The Year 2000 (Y2K) crisis is now getting attention. Do you work for a company that has computers? Are they PCs connected via a server? If so you have a good chance of fixing your Y2K problems. You will have problems. And its a good bet your company has done nothing to resolve the Y2K problem. It will be your responsibility to verify that your portable, desktop, and home computers have been checked and fixed. This includes the hardware and software.

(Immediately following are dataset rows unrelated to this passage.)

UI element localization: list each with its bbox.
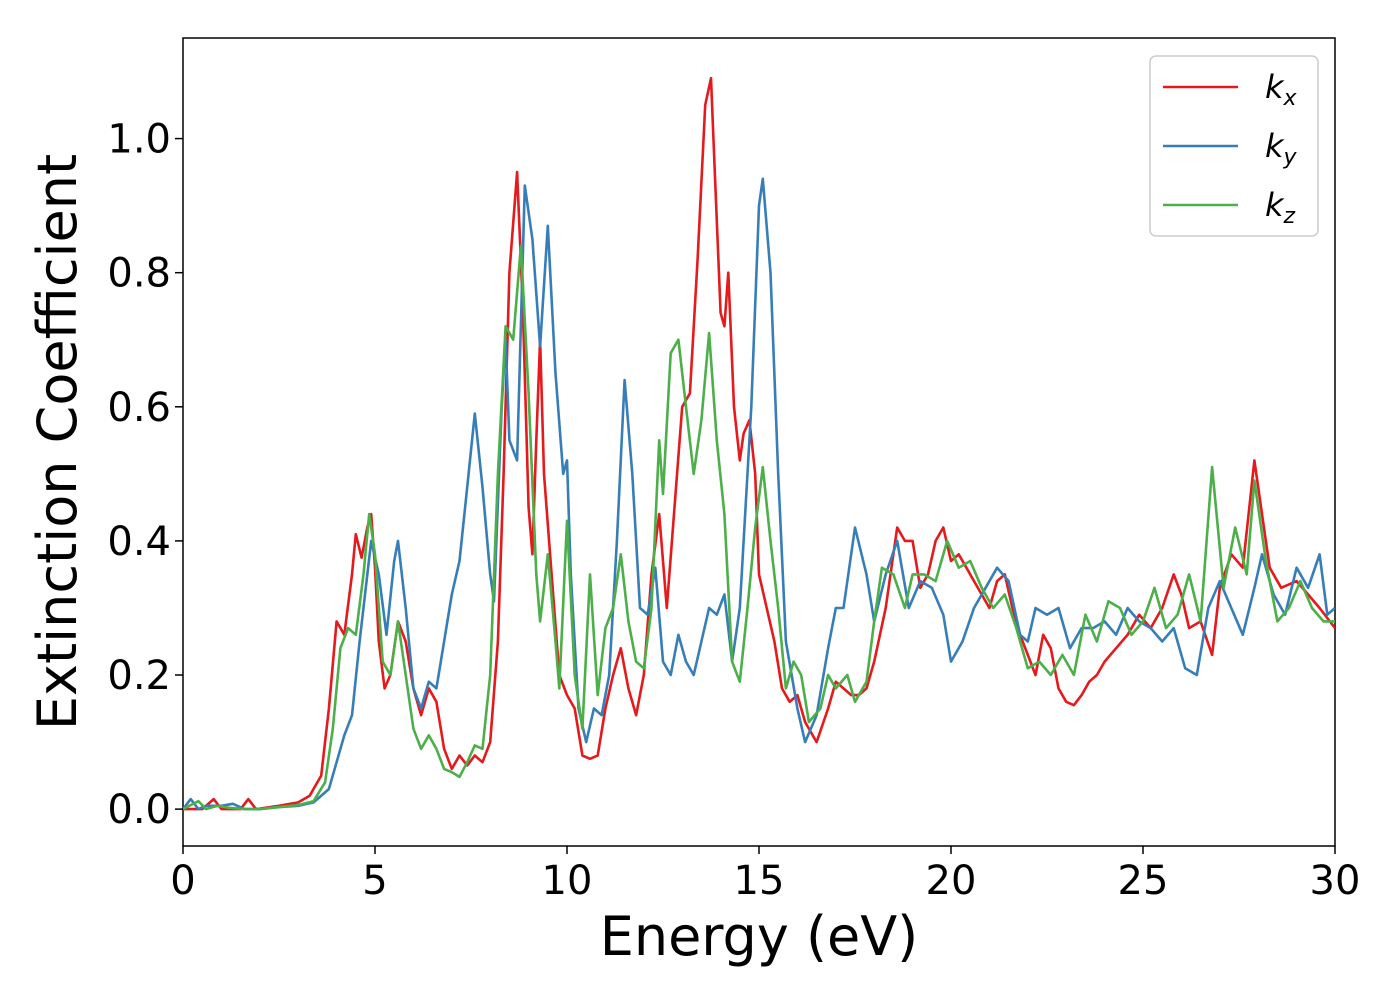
y-tick-label: 0.6	[107, 385, 171, 431]
y-axis-ticks: 0.0 0.2 0.4 0.6 0.8 1.0	[107, 117, 183, 833]
x-tick-label: 30	[1310, 858, 1361, 904]
series-line-ky	[183, 177, 1335, 811]
x-tick-label: 10	[542, 858, 593, 904]
y-tick-label: 0.0	[107, 787, 171, 833]
legend-label-kz: kz	[1265, 186, 1296, 229]
legend-label-kx: kx	[1265, 68, 1298, 111]
y-tick-label: 0.4	[107, 519, 171, 565]
x-tick-label: 25	[1118, 858, 1169, 904]
x-tick-label: 20	[926, 858, 977, 904]
y-tick-label: 0.8	[107, 251, 171, 297]
legend-label-ky: ky	[1265, 127, 1298, 170]
x-tick-label: 15	[734, 858, 785, 904]
plot-area	[182, 37, 1336, 847]
x-tick-label: 0	[170, 858, 195, 904]
x-axis-ticks: 0 5 10 15 20 25 30	[170, 846, 1360, 904]
series-layer	[183, 76, 1335, 811]
y-tick-label: 1.0	[107, 117, 171, 163]
y-axis-label: Extinction Coefficient	[26, 154, 89, 730]
x-tick-label: 5	[362, 858, 387, 904]
series-line-kx	[183, 76, 1335, 811]
series-line-kz	[183, 244, 1335, 811]
x-axis-label: Energy (eV)	[600, 905, 919, 968]
legend: kx ky kz	[1149, 55, 1319, 237]
y-tick-label: 0.2	[107, 653, 171, 699]
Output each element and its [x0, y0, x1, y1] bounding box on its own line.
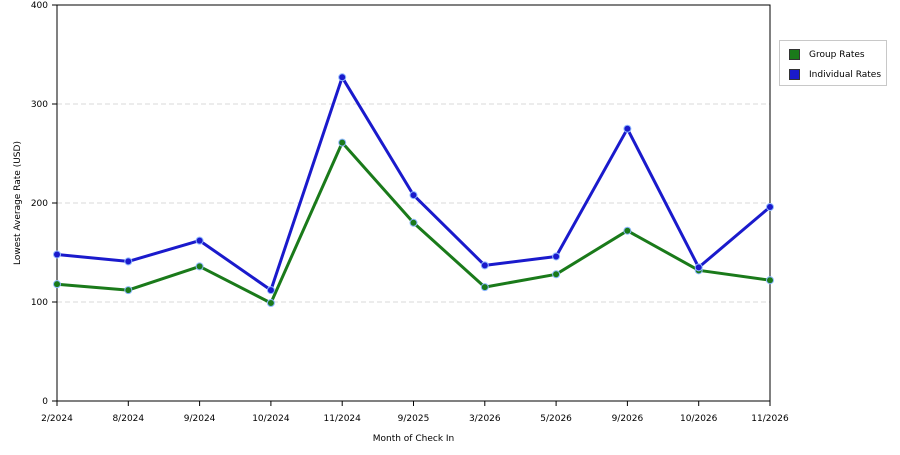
y-tick-label: 0 [42, 397, 48, 407]
y-axis-label: Lowest Average Rate (USD) [13, 141, 23, 265]
data-point-individual-rates [266, 286, 275, 295]
x-tick-label: 9/2024 [184, 414, 216, 424]
data-point-individual-rates [338, 73, 347, 82]
x-tick-label: 8/2024 [112, 414, 144, 424]
data-point-individual-rates [409, 191, 418, 200]
data-point-individual-rates [694, 263, 703, 272]
legend-swatch-individual-rates [789, 69, 800, 80]
x-axis: 2/2024 8/2024 9/2024 10/2024 11/2024 9/2025 3/… [41, 401, 789, 424]
data-point-group-rates [195, 262, 204, 271]
legend-item-group-rates: Group Rates [789, 48, 865, 61]
y-axis: 0 100 200 300 400 [31, 1, 57, 407]
x-axis-label: Month of Check In [373, 434, 455, 444]
legend-label-individual-rates: Individual Rates [809, 69, 882, 80]
data-point-group-rates [623, 226, 632, 235]
y-tick-label: 300 [31, 100, 48, 110]
legend-item-individual-rates: Individual Rates [789, 68, 881, 81]
data-point-group-rates [409, 218, 418, 227]
data-point-individual-rates [53, 250, 61, 259]
x-tick-label: 9/2025 [398, 414, 430, 424]
x-tick-label: 10/2024 [252, 414, 290, 424]
x-tick-label: 3/2026 [469, 414, 501, 424]
data-point-group-rates [552, 270, 561, 279]
data-point-group-rates [124, 286, 133, 295]
data-point-group-rates [766, 276, 774, 285]
x-tick-label: 9/2026 [612, 414, 644, 424]
x-tick-label: 10/2026 [680, 414, 718, 424]
series [53, 73, 774, 307]
data-point-group-rates [266, 298, 275, 307]
y-tick-label: 100 [31, 298, 48, 308]
gridlines [57, 103, 770, 303]
data-point-group-rates [53, 280, 61, 289]
x-tick-label: 2/2024 [41, 414, 73, 424]
y-tick-label: 400 [31, 1, 48, 11]
data-point-group-rates [338, 138, 347, 147]
x-tick-label: 11/2026 [751, 414, 789, 424]
data-point-individual-rates [124, 257, 133, 266]
data-point-individual-rates [552, 252, 561, 261]
data-point-individual-rates [480, 261, 489, 270]
y-tick-label: 200 [31, 199, 48, 209]
data-point-individual-rates [623, 124, 632, 133]
x-tick-label: 11/2024 [324, 414, 362, 424]
legend-swatch-group-rates [789, 49, 800, 60]
series-line-individual-rates [56, 75, 771, 292]
data-point-individual-rates [195, 236, 204, 245]
x-tick-label: 5/2026 [540, 414, 572, 424]
legend-label-group-rates: Group Rates [809, 49, 865, 60]
data-point-individual-rates [766, 202, 774, 211]
legend: Group Rates Individual Rates [779, 40, 887, 86]
data-point-group-rates [480, 283, 489, 292]
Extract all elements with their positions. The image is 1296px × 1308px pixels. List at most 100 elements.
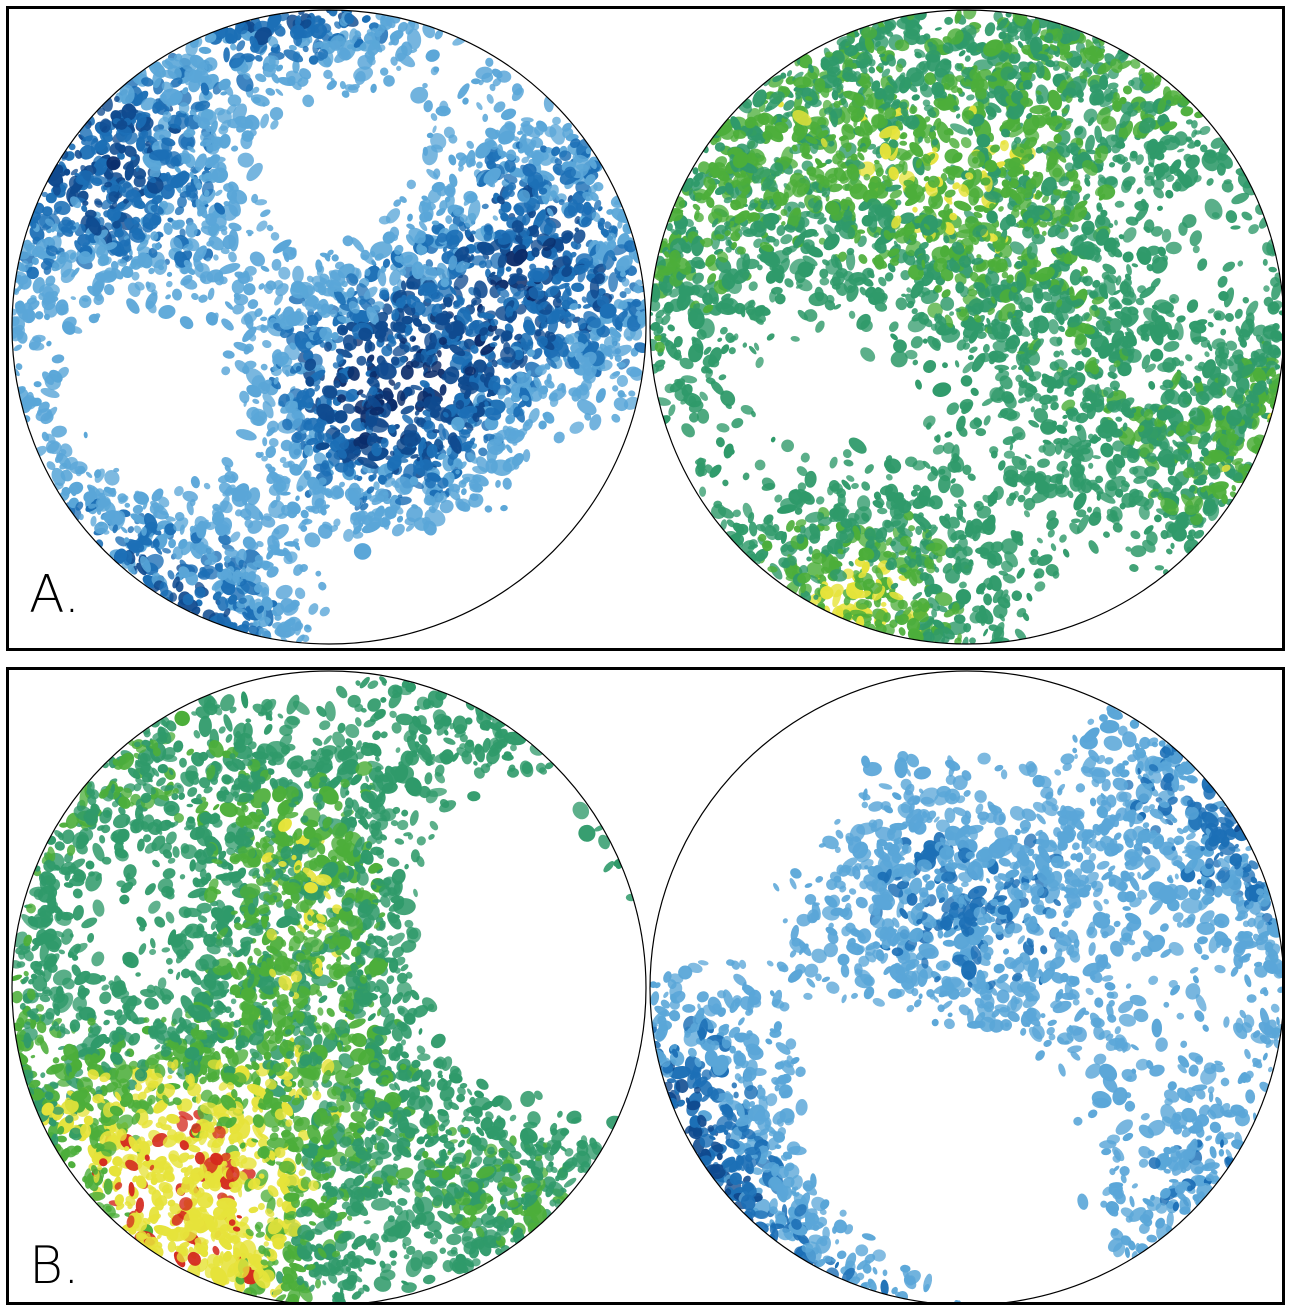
map-speckle (478, 447, 488, 457)
map-speckle (135, 136, 146, 152)
map-speckle (275, 64, 284, 72)
map-speckle (699, 486, 707, 497)
map-speckle (616, 214, 622, 220)
map-speckle (595, 388, 606, 403)
map-speckle (215, 189, 223, 197)
map-speckle (171, 288, 183, 301)
map-speckle (366, 56, 374, 64)
map-speckle (31, 257, 39, 265)
map-speckle (453, 274, 469, 290)
map-speckle (133, 491, 150, 505)
map-speckle (407, 213, 413, 222)
map-speckle (742, 342, 748, 348)
map-speckle (609, 354, 614, 360)
map-speckle (182, 278, 198, 290)
map-speckle (230, 43, 237, 51)
map-speckle (413, 517, 429, 531)
map-speckle (208, 235, 225, 251)
map-speckle (270, 232, 280, 241)
map-speckle (262, 339, 272, 349)
map-speckle (143, 513, 158, 533)
map-speckle (13, 344, 23, 352)
map-speckle (500, 108, 517, 121)
map-speckle (310, 324, 318, 332)
map-speckle (400, 405, 415, 415)
map-speckle (212, 503, 221, 512)
map-speckle (1216, 162, 1226, 176)
map-speckle (198, 294, 208, 303)
map-speckle (335, 389, 356, 403)
map-speckle (20, 260, 30, 272)
map-speckle (754, 459, 766, 471)
map-speckle (53, 206, 62, 215)
map-speckle (341, 280, 348, 288)
map-speckle (352, 531, 364, 539)
map-speckle (1130, 530, 1141, 540)
map-speckle (621, 278, 630, 287)
map-speckle (500, 212, 509, 222)
map-speckle (274, 614, 282, 621)
map-speckle (984, 22, 996, 37)
map-speckle (485, 57, 494, 67)
map-speckle (51, 354, 65, 364)
map-speckle (130, 513, 147, 525)
map-speckle (611, 413, 621, 423)
map-speckle (800, 452, 810, 463)
panel-a-maps (11, 9, 1282, 645)
map-speckle (784, 278, 794, 288)
map-speckle (528, 408, 540, 424)
map-speckle (770, 436, 776, 443)
map-speckle (101, 185, 106, 193)
map-speckle (1220, 328, 1227, 336)
map-speckle (42, 206, 53, 217)
panel-a: A. (6, 6, 1285, 651)
map-speckle (118, 144, 127, 154)
map-speckle (373, 481, 380, 491)
map-speckle (561, 232, 573, 244)
map-speckle (78, 295, 92, 309)
map-speckle (1129, 564, 1139, 572)
map-speckle (279, 456, 287, 464)
map-speckle (393, 199, 402, 207)
map-speckle (307, 476, 320, 491)
map-speckle (262, 589, 267, 594)
map-speckle (115, 536, 128, 547)
map-speckle (966, 94, 975, 101)
map-speckle (437, 350, 442, 358)
map-speckle (410, 384, 423, 391)
map-speckle (248, 541, 259, 551)
map-speckle (1114, 219, 1118, 226)
map-speckle (581, 296, 588, 303)
map-speckle (153, 61, 162, 71)
map-speckle (553, 431, 565, 444)
map-speckle (222, 350, 235, 359)
map-speckle (165, 280, 173, 288)
map-speckle (545, 147, 552, 154)
map-speckle (1088, 462, 1094, 469)
map-speckle (514, 234, 525, 246)
map-speckle (720, 519, 727, 531)
map-speckle (909, 105, 918, 115)
map-speckle (842, 449, 852, 459)
map-speckle (538, 420, 547, 430)
map-speckle (243, 72, 251, 80)
map-speckle (351, 237, 365, 253)
map-speckle (304, 295, 320, 312)
map-speckle (217, 174, 224, 183)
map-speckle (425, 49, 440, 62)
map-speckle (1186, 299, 1199, 313)
map-speckle (970, 387, 979, 397)
map-speckle (361, 15, 371, 23)
map-speckle (380, 15, 386, 21)
map-speckle (70, 296, 77, 300)
map-speckle (123, 161, 134, 170)
map-speckle (425, 259, 434, 268)
map-speckle (263, 283, 274, 295)
map-speckle (495, 479, 501, 488)
map-speckle (254, 54, 263, 62)
map-speckle (168, 538, 177, 549)
map-speckle (471, 443, 478, 450)
map-speckle (228, 251, 237, 263)
map-speckle (460, 476, 471, 485)
map-speckle (343, 528, 354, 542)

So how do I get information on how to inspect and repair any Y2K problems I may have? There is no one location. You need to go to your computer manufacture, and all software manufactures web sites and hope they have information on how to test and repair each item. You can also go to a site that has been setup just for Y2K issues. One such site is PC Magazines Y2K site. They discuss the problems history. Have utilities for testing your hardware and software (very general categories such has Windows 9X.) Their is also a page that lists other Y2K web sites. Note: The October 6th issue of PC Magazines cover story is the Y2K Crisis.
So visit the site: http://www8.zdnet.com/pcmag/special/y2k/index.html
If you come to the Win9X SIG meeting you can get a web site on floppy that lists sites that I have found. It also has articles relating to the Y2K problem that I have gotten from news organizations. Another page lists Web sites you can visit. A utility to check your PC hardware is also provided. Bring a blank floppy or $1 and I will give you what I have on the Y2K problem.